Yadalam Pradeep Kumar, Ramadoss Ramya, Anegundi Raghavendra Vamsi
Periodontics, Saveetha Dental College, Saveetha Institue of Medical and Technical Sciences (SIMATS) Deemed University, Chennai, IND.
Oral Pathology and Oral Biology, Saveetha Dental College, Saveetha Institue of Medical and Technical Sciences (SIMATS) Deemed University, Chennai, IND.
Cureus. 2024 Sep 7;16(9):e68849. doi: 10.7759/cureus.68849. eCollection 2024 Sep.

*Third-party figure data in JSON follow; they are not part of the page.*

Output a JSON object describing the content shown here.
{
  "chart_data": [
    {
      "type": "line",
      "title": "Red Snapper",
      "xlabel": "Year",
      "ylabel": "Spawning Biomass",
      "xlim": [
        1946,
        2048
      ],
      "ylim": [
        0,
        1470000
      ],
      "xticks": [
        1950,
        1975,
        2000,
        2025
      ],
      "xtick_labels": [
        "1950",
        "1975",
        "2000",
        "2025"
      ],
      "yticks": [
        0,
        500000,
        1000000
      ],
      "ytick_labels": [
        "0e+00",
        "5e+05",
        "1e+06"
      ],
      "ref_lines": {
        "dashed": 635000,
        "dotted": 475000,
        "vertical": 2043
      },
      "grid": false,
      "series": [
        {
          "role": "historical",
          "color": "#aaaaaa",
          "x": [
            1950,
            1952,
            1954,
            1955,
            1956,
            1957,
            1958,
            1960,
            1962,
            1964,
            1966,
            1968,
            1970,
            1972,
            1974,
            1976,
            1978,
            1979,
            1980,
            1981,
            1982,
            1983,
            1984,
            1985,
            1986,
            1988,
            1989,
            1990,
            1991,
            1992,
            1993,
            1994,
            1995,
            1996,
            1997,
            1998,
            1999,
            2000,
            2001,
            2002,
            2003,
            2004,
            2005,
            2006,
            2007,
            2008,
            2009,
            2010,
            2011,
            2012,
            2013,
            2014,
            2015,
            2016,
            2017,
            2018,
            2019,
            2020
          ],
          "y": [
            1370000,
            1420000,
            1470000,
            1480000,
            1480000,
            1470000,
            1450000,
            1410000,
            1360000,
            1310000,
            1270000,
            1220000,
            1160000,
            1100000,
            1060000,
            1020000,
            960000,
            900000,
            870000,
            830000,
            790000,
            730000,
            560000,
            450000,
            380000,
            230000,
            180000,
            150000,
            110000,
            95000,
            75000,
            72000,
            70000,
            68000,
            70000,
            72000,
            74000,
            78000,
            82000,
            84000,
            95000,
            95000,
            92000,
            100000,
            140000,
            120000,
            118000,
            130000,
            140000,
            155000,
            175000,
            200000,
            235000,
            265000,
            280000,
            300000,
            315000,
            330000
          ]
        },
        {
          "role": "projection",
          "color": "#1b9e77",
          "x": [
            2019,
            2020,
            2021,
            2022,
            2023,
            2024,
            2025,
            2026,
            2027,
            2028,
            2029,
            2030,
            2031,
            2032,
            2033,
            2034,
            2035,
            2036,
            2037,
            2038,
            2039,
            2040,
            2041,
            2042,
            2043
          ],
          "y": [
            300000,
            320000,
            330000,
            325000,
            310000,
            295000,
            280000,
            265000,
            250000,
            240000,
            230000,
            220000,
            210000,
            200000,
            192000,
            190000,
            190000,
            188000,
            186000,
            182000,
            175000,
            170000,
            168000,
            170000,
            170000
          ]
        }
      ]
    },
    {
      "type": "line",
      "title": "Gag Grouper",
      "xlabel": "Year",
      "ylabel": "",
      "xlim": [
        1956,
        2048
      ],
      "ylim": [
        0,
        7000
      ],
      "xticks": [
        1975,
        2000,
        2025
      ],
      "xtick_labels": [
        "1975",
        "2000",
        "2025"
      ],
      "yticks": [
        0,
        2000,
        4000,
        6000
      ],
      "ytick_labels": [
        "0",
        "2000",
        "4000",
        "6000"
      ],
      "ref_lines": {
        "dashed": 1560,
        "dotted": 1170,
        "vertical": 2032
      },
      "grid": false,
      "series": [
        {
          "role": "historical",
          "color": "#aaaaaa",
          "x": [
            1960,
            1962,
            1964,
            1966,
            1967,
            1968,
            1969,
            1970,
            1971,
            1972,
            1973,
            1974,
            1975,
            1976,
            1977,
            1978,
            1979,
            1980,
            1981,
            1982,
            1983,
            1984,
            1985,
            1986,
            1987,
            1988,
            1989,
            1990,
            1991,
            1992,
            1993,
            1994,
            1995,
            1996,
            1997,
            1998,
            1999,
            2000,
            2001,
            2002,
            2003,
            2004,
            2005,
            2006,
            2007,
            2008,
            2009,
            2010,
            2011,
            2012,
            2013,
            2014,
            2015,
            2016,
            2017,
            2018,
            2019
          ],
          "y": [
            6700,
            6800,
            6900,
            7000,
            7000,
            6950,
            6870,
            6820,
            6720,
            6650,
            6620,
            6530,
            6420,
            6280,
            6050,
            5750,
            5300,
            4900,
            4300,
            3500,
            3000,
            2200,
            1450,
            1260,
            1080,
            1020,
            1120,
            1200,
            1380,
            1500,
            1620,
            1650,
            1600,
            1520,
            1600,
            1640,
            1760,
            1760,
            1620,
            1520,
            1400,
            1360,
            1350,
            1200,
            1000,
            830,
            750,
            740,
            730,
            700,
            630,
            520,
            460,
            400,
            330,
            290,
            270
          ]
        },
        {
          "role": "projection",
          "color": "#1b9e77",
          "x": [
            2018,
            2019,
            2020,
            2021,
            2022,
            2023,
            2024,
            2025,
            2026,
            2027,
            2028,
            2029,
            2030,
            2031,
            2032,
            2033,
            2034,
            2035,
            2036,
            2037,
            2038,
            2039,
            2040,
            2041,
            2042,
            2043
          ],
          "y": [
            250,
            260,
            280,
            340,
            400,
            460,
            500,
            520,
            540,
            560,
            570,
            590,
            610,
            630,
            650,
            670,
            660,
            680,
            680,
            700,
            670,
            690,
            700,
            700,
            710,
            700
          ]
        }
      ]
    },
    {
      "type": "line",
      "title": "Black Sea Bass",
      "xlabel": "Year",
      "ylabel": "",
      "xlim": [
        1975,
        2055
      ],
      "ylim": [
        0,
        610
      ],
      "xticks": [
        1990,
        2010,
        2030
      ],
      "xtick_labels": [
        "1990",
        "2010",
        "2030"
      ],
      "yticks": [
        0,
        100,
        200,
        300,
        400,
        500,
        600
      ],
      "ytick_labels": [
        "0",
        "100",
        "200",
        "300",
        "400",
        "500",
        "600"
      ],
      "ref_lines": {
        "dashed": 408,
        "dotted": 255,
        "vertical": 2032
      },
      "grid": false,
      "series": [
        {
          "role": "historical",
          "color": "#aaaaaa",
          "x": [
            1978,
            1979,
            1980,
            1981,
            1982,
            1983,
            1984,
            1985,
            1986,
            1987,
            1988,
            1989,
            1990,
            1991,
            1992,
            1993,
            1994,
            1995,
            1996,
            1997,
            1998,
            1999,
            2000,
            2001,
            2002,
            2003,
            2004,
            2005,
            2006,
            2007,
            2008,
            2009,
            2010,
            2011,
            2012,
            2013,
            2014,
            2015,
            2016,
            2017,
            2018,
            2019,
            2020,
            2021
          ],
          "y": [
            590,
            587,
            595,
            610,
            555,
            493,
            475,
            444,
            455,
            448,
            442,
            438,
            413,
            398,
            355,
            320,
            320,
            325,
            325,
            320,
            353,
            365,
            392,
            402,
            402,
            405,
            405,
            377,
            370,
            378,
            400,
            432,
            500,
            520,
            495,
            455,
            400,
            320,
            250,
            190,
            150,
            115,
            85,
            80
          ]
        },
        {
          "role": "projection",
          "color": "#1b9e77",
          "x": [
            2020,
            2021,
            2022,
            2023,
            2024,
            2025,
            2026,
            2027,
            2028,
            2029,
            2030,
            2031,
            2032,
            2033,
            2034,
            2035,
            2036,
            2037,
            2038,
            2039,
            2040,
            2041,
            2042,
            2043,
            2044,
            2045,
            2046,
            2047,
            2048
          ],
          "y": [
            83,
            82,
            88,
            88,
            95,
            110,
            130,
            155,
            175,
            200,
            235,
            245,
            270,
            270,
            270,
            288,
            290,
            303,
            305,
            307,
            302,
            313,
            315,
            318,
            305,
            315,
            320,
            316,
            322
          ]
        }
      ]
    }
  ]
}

Introduction Beta (β)-catenin, a pivotal protein in bone development and homeostasis, is implicated in various bone disorders. Peptide-based therapeutics offer a promising approach due to their specificity and potential for reduced side effects. Attention networks are widely used for peptide sequence prediction, specifically sequence-to-sequence models. Hence, the current study aims to develop a HyperAttention and informatics-based β-catenin sequence prediction for bone formation. Methods β-catenin protein sequences were downloaded and quality-checked using UniProt and FASTA sequences using DeepBio (Deep Bio Inc., Seoul, South Korea) for predictive analysis. Data was analyzed for duplicates, outliers, and missing values. The data was then split into training and testing sets, with 80% of the data used for training and 20% for testing, and peptide sequences were encoded and subjected to algorithms. Results The HyperAttention and Linformer models perform well in predictive sequence, with HyperAttention correctly predicting 87% of instances and Linformer predicting 89%. Both models have higher sensitivity and specificity, with Linformer showing better identification of 91% of negative instances and slightly better sensitivity. Conclusion The HyperAttention and Linformer models effectively predict peptide sequences with high specificity and sensitivity. Further optimization and development are needed for optimal application and balance between positive and negative instances.
引言
β-连环蛋白是骨骼发育和内环境稳定中的一种关键蛋白质,与多种骨骼疾病有关。基于肽的疗法因其特异性和潜在的副作用减少而提供了一种有前景的方法。注意力网络被广泛用于肽序列预测,特别是序列到序列模型。因此,当前的研究旨在开发一种基于超注意力和信息学的β-连环蛋白序列预测方法用于骨形成。
方法
下载β-连环蛋白蛋白质序列,并使用UniProt和FASTA序列通过DeepBio(韩国首尔Deep Bio公司)进行质量检查以进行预测分析。对数据进行重复项、异常值和缺失值分析。然后将数据分为训练集和测试集,80%的数据用于训练,20%用于测试,对肽序列进行编码并应用算法。
结果
超注意力模型和线性former模型在预测序列方面表现良好,超注意力模型正确预测了87%的实例,线性former模型预测了89%。两个模型都具有较高的敏感性和特异性,线性former模型对91%的阴性实例具有更好的识别能力,敏感性略高。
结论
超注意力模型和线性former模型能够以高特异性和敏感性有效地预测肽序列。为了实现最佳应用以及正负实例之间的平衡,还需要进一步优化和开发。